So modern computers and OSes are complicated, and there is a lot of stuff going on that makes accurate predictions and repeatability of runtimes difficult, like schedulers, branch predictors, caches, prefetchers, etc. I don't understand these things, but I thought I understood the implication: running it once isn't enough.
Luckily, perf stat
provides a --repeat
command, and even gives you rudimentary statistics. So to test this, I ran
#include <stdio.h>
int main(int argc, char *argv[])
{
puts("Hello, World!");
return 0;
}
compiled with gcc -O2 hello.c -o hello
with the command perf stat -r 100 ./hello
. This gives me nice output like this
0,00043149 +- 0,00000688 seconds time elapsed ( +- 1,59% )

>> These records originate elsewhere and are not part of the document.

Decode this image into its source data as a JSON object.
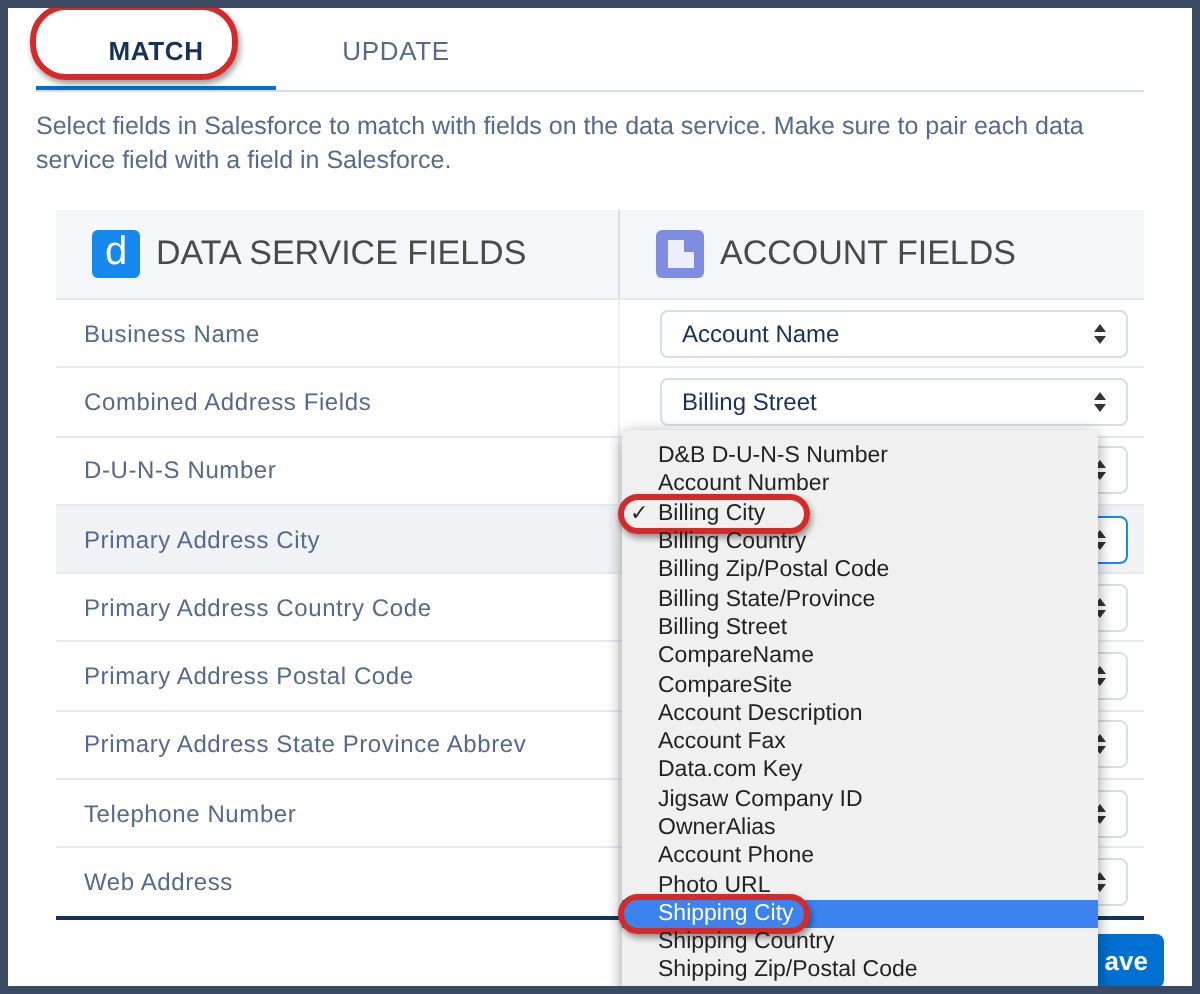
{
  "tabs": [
    {
      "label": "MATCH",
      "selected": true
    },
    {
      "label": "UPDATE",
      "selected": false
    }
  ],
  "description": "Select fields in Salesforce to match with fields on the data service. Make sure to pair each data service field with a field in Salesforce.",
  "columns": [
    {
      "label": "DATA SERVICE FIELDS",
      "icon_letter": "d"
    },
    {
      "label": "ACCOUNT FIELDS"
    }
  ],
  "rows": [
    {
      "field": "Business Name",
      "value": "Account Name",
      "selected": false
    },
    {
      "field": "Combined Address Fields",
      "value": "Billing Street",
      "selected": false
    },
    {
      "field": "D-U-N-S Number",
      "selected": false
    },
    {
      "field": "Primary Address City",
      "selected": true
    },
    {
      "field": "Primary Address Country Code",
      "selected": false
    },
    {
      "field": "Primary Address Postal Code",
      "selected": false
    },
    {
      "field": "Primary Address State Province Abbrev",
      "selected": false
    },
    {
      "field": "Telephone Number",
      "selected": false
    },
    {
      "field": "Web Address",
      "selected": false
    }
  ],
  "dropdown": [
    {
      "label": "D&B D-U-N-S Number",
      "selected": false,
      "highlighted": false
    },
    {
      "label": "Account Number",
      "selected": false,
      "highlighted": false
    },
    {
      "label": "Billing City",
      "selected": true,
      "highlighted": false
    },
    {
      "label": "Billing Country",
      "selected": false,
      "highlighted": false
    },
    {
      "label": "Billing Zip/Postal Code",
      "selected": false,
      "highlighted": false
    },
    {
      "label": "Billing State/Province",
      "selected": false,
      "highlighted": false
    },
    {
      "label": "Billing Street",
      "selected": false,
      "highlighted": false
    },
    {
      "label": "CompareName",
      "selected": false,
      "highlighted": false
    },
    {
      "label": "CompareSite",
      "selected": false,
      "highlighted": false
    },
    {
      "label": "Account Description",
      "selected": false,
      "highlighted": false
    },
    {
      "label": "Account Fax",
      "selected": false,
      "highlighted": false
    },
    {
      "label": "Data.com Key",
      "selected": false,
      "highlighted": false
    },
    {
      "label": "Jigsaw Company ID",
      "selected": false,
      "highlighted": false
    },
    {
      "label": "OwnerAlias",
      "selected": false,
      "highlighted": false
    },
    {
      "label": "Account Phone",
      "selected": false,
      "highlighted": false
    },
    {
      "label": "Photo URL",
      "selected": false,
      "highlighted": false
    },
    {
      "label": "Shipping City",
      "selected": false,
      "highlighted": true
    },
    {
      "label": "Shipping Country",
      "selected": false,
      "highlighted": false
    },
    {
      "label": "Shipping Zip/Postal Code",
      "selected": false,
      "highlighted": false
    }
  ],
  "check_mark": "✓",
  "save_button": "ave"
}
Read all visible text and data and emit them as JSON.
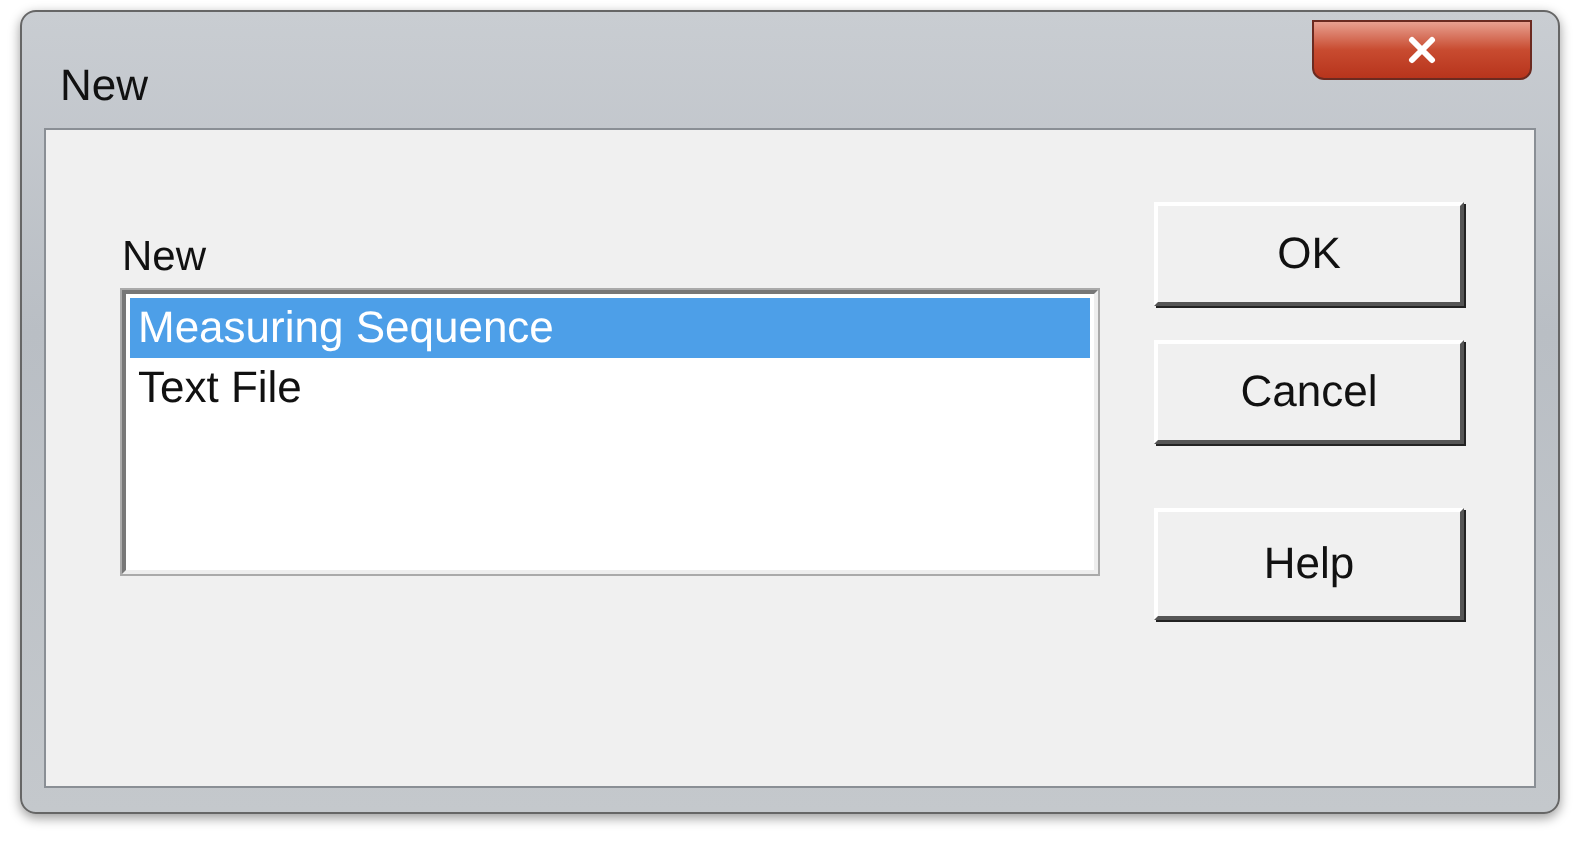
{
  "window": {
    "title": "New"
  },
  "list": {
    "label": "New",
    "items": [
      {
        "label": "Measuring Sequence",
        "selected": true
      },
      {
        "label": "Text File",
        "selected": false
      }
    ]
  },
  "buttons": [
    "OK",
    "Cancel",
    "Help"
  ]
}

However, if I now run this whole thing again a couple of times, the average runtime can be far away from the previous run:
0,00043149 +- 0,00000688 seconds time elapsed ( +- 1,59% )
0,00043222 +- 0,00000657 seconds time elapsed ( +- 1,52% )
0,00041690 +- 0,00000612 seconds time elapsed ( +- 1,47% )
0,00045048 +- 0,00000832 seconds time elapsed ( +- 1,85% )
0,0005051 +- 0,0000232 seconds time elapsed ( +- 4,60% )
0,00043595 +- 0,00000676 seconds time elapsed ( +- 1,55% )
0,0004271 +- 0,0000168 seconds time elapsed ( +- 3,94% )
0,00043166 +- 0,00000604 seconds time elapsed ( +- 1,40% )
0,0010521 +- 0,0000548 seconds time elapsed ( +- 5,21% )
0,00042799 +- 0,00000714 seconds time elapsed ( +- 1,67% )
Here the relative deviation of the averages is 37%, largely caused by the 2nd to last outlier. But even if I discount that run, its still 5.5%, much larger than the deviations from a "single" run.
So what is happening here? Why doesn't averaging work (in this case)? What should I be doing?
Edit: This also happens when the frequency scaling is disabled (sudo cpupower frequency-set --governor performance
), but the outliers seem less frequent.